8Cette dynamique est renforcée par le fait que les castrats ne deviennent pas à proprement parler un objet d’études (et donc d’investigations) pour les médecins français26, qui s’en rapportent à des conclusions sur des hommes castrés pour raison médicale ou sur des eunuques « naturels » (nés sans testicules). La plupart n’ont jamais vu de castrat et ceux qui l’ont apparemment fait, comme le chirurgien Dionis, n’en tirent que des propos allusifs : « ils ont tout le loisir de se repentir de l’avoir soufferte [l’opération], comme je l’ai souvent ouï dire aux Italiens de la musique du Roi, lesquels sont au désespoir de se voir, pour le seul agrément de la voix qui leur reste, dans un état d’imperfection qui les sépare de la familiarité des autres, & les expose au mépris du beau sexe27 ». Dans ces écrits, le corps des castrats est observé in situ, sans être dénudé, soupesé, analysé de la même manière qu’en consultation ou dissection, opérant un déplacement du lieu de production des connaissances scientifiques. Un tel contexte invite à penser la « démonstration28 » à l’œuvre dans ces récits scientifiques et à interroger la part de réalité, de projections et de fantasmes dans les descriptions des chanteurs italiens.

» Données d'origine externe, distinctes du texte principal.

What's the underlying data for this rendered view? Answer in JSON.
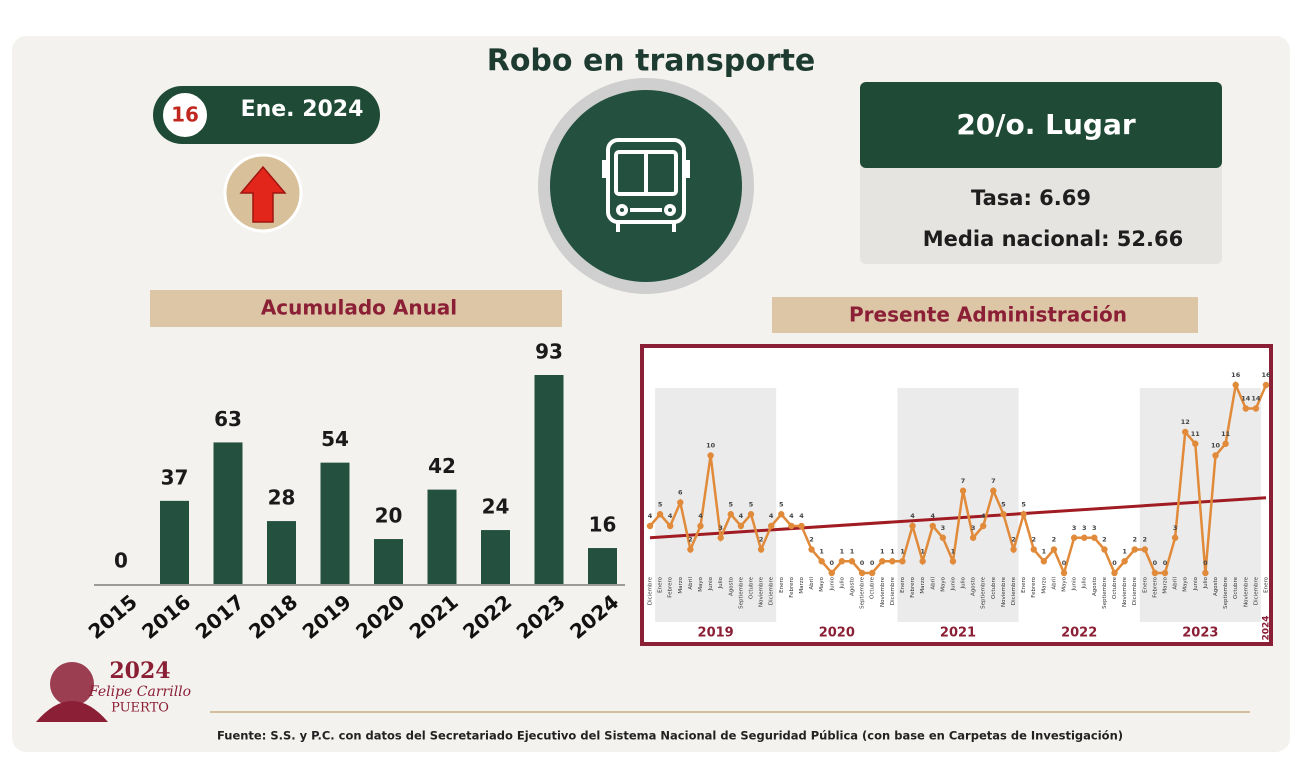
{
  "title": "Robo en transporte",
  "badge": {
    "rank": "16",
    "month": "Ene. 2024"
  },
  "ranking": {
    "place": "20/o. Lugar",
    "rate": "Tasa: 6.69",
    "national": "Media nacional: 52.66"
  },
  "logo": {
    "year": "2024",
    "name": "Felipe Carrillo",
    "surname": "PUERTO"
  },
  "source": "Fuente: S.S. y P.C. con datos del Secretariado Ejecutivo del Sistema Nacional de Seguridad Pública (con base en Carpetas de Investigación)",
  "chart_data": [
    {
      "type": "bar",
      "title": "Acumulado Anual",
      "categories": [
        "2015",
        "2016",
        "2017",
        "2018",
        "2019",
        "2020",
        "2021",
        "2022",
        "2023",
        "2024"
      ],
      "values": [
        0,
        37,
        63,
        28,
        54,
        20,
        42,
        24,
        93,
        16
      ],
      "color": "#23503f",
      "ylim": [
        0,
        93
      ]
    },
    {
      "type": "line",
      "title": "Presente Administración",
      "categories": [
        "Diciembre",
        "Enero",
        "Febrero",
        "Marzo",
        "Abril",
        "Mayo",
        "Junio",
        "Julio",
        "Agosto",
        "Septiembre",
        "Octubre",
        "Noviembre",
        "Diciembre",
        "Enero",
        "Febrero",
        "Marzo",
        "Abril",
        "Mayo",
        "Junio",
        "Julio",
        "Agosto",
        "Septiembre",
        "Octubre",
        "Noviembre",
        "Diciembre",
        "Enero",
        "Febrero",
        "Marzo",
        "Abril",
        "Mayo",
        "Junio",
        "Julio",
        "Agosto",
        "Septiembre",
        "Octubre",
        "Noviembre",
        "Diciembre",
        "Enero",
        "Febrero",
        "Marzo",
        "Abril",
        "Mayo",
        "Junio",
        "Julio",
        "Agosto",
        "Septiembre",
        "Octubre",
        "Noviembre",
        "Diciembre",
        "Enero",
        "Febrero",
        "Marzo",
        "Abril",
        "Mayo",
        "Junio",
        "Julio",
        "Agosto",
        "Septiembre",
        "Octubre",
        "Noviembre",
        "Diciembre",
        "Enero"
      ],
      "years": [
        "2019",
        "2020",
        "2021",
        "2022",
        "2023",
        "2024"
      ],
      "values": [
        4,
        5,
        4,
        6,
        2,
        4,
        10,
        3,
        5,
        4,
        5,
        2,
        4,
        5,
        4,
        4,
        2,
        1,
        0,
        1,
        1,
        0,
        0,
        1,
        1,
        1,
        4,
        1,
        4,
        3,
        1,
        7,
        3,
        4,
        7,
        5,
        2,
        5,
        2,
        1,
        2,
        0,
        3,
        3,
        3,
        2,
        0,
        1,
        2,
        2,
        0,
        0,
        3,
        12,
        11,
        0,
        10,
        11,
        16,
        14,
        14,
        16
      ],
      "color": "#e08a3a",
      "trend": [
        3,
        6.4
      ],
      "trend_color": "#a01c22",
      "ylim": [
        0,
        16
      ]
    }
  ]
}
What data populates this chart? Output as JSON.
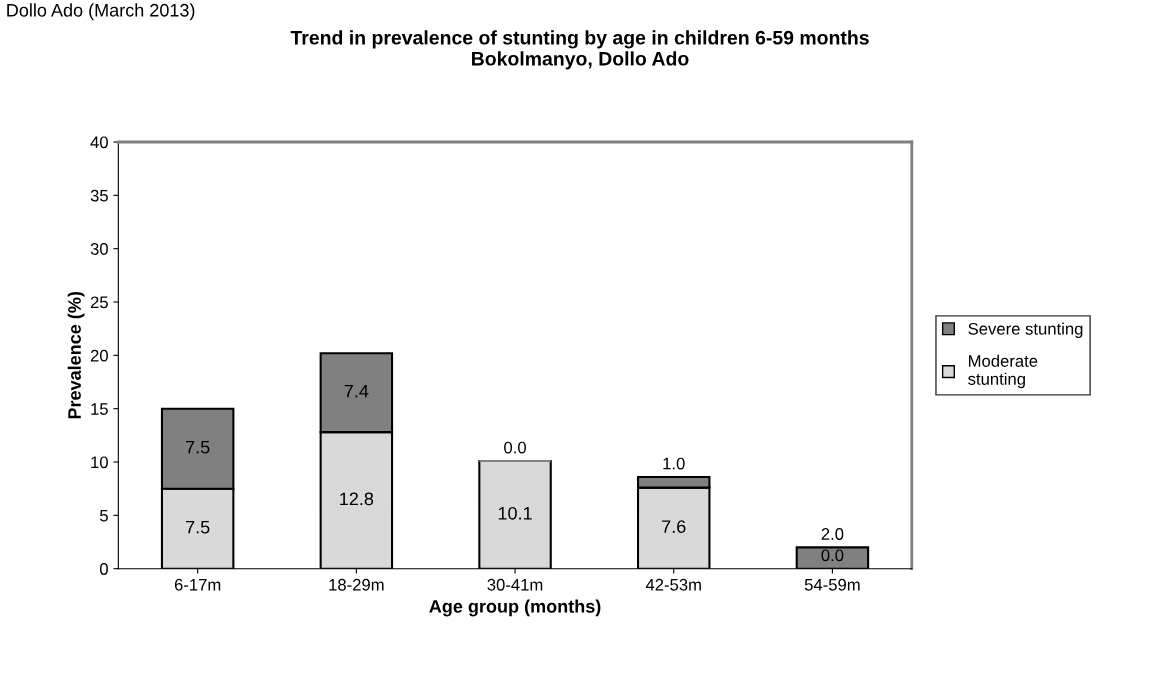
{
  "chart_data": {
    "type": "bar",
    "stacked": true,
    "title": "Trend in prevalence of stunting by age in children 6-59 months\nBokolmanyo, Dollo Ado",
    "xlabel": "Age group (months)",
    "ylabel": "Prevalence (%)",
    "categories": [
      "6-17m",
      "18-29m",
      "30-41m",
      "42-53m",
      "54-59m"
    ],
    "series": [
      {
        "name": "Moderate\nstunting",
        "color": "#d9d9d9",
        "values": [
          7.5,
          12.8,
          10.1,
          7.6,
          0.0
        ],
        "value_labels": [
          "7.5",
          "12.8",
          "10.1",
          "7.6",
          "0.0"
        ]
      },
      {
        "name": "Severe stunting",
        "color": "#808080",
        "values": [
          7.5,
          7.4,
          0.0,
          1.0,
          2.0
        ],
        "value_labels": [
          "7.5",
          "7.4",
          "0.0",
          "1.0",
          "2.0"
        ]
      }
    ],
    "ylim": [
      0,
      40
    ],
    "yticks": [
      0,
      5,
      10,
      15,
      20,
      25,
      30,
      35,
      40
    ],
    "grid": false,
    "legend": "right",
    "data_labels": true,
    "annotations": [
      "Dollo Ado (March 2013)"
    ]
  }
}
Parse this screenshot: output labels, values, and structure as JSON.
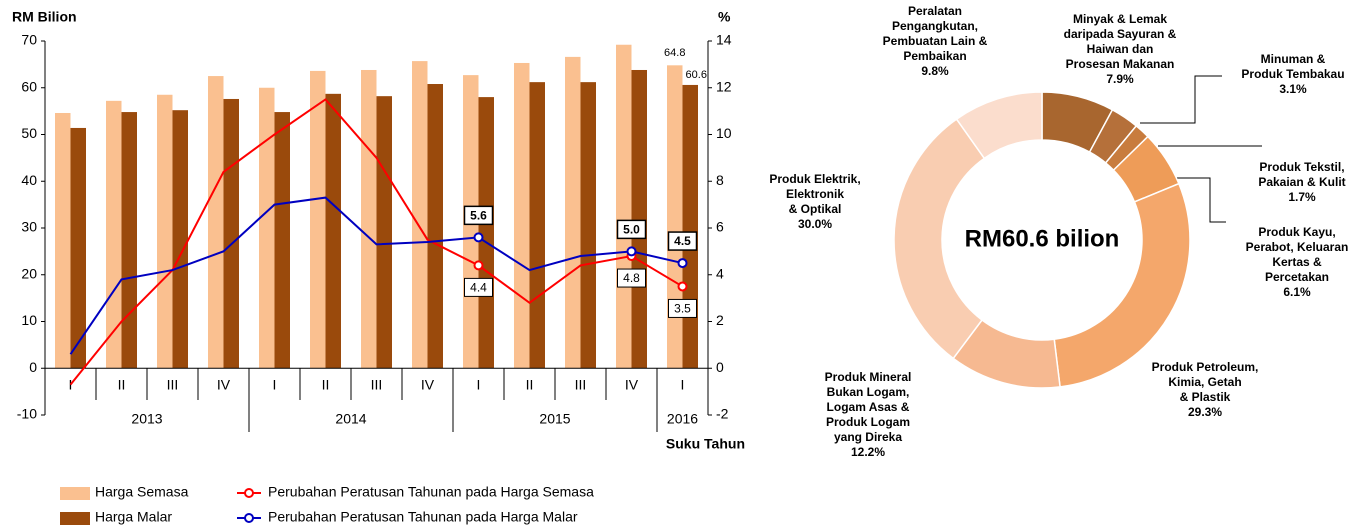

9L’élaboration de la figure du castrat à partir de cas observés, ou justement jamais observés, renvoie par ailleurs à la pratique courante de la copie entre pairs, génératrice de poncifs et d’une homogénéité de points de vue. Celle-ci est d’autant plus marquée lorsqu’il s’agit moins de livrer le fait d’une observation que de composer un propos anecdotique. En effet, dans la plupart des écrits médicaux de l’époque, les castrats sont avant tout mobilisés dans le champ de l’anecdote, en commentaire, dans l’à-côté de la démonstration, tout en jouant un rôle majeur dans l’administration de la preuve et l’énonciation des normes de genre. Ces modalités spécifiques d’apparition des chanteurs italiens dans le livre scientifique français des Lumières portent à analyser les pratiques de véridiction à l’œuvre, soit les séries d’énoncés (dispositions physiques et morales notamment) qui font advenir, via la description d’une corporéité singulière et altérisée, une norme théorique qui serait caractéristique du masculin.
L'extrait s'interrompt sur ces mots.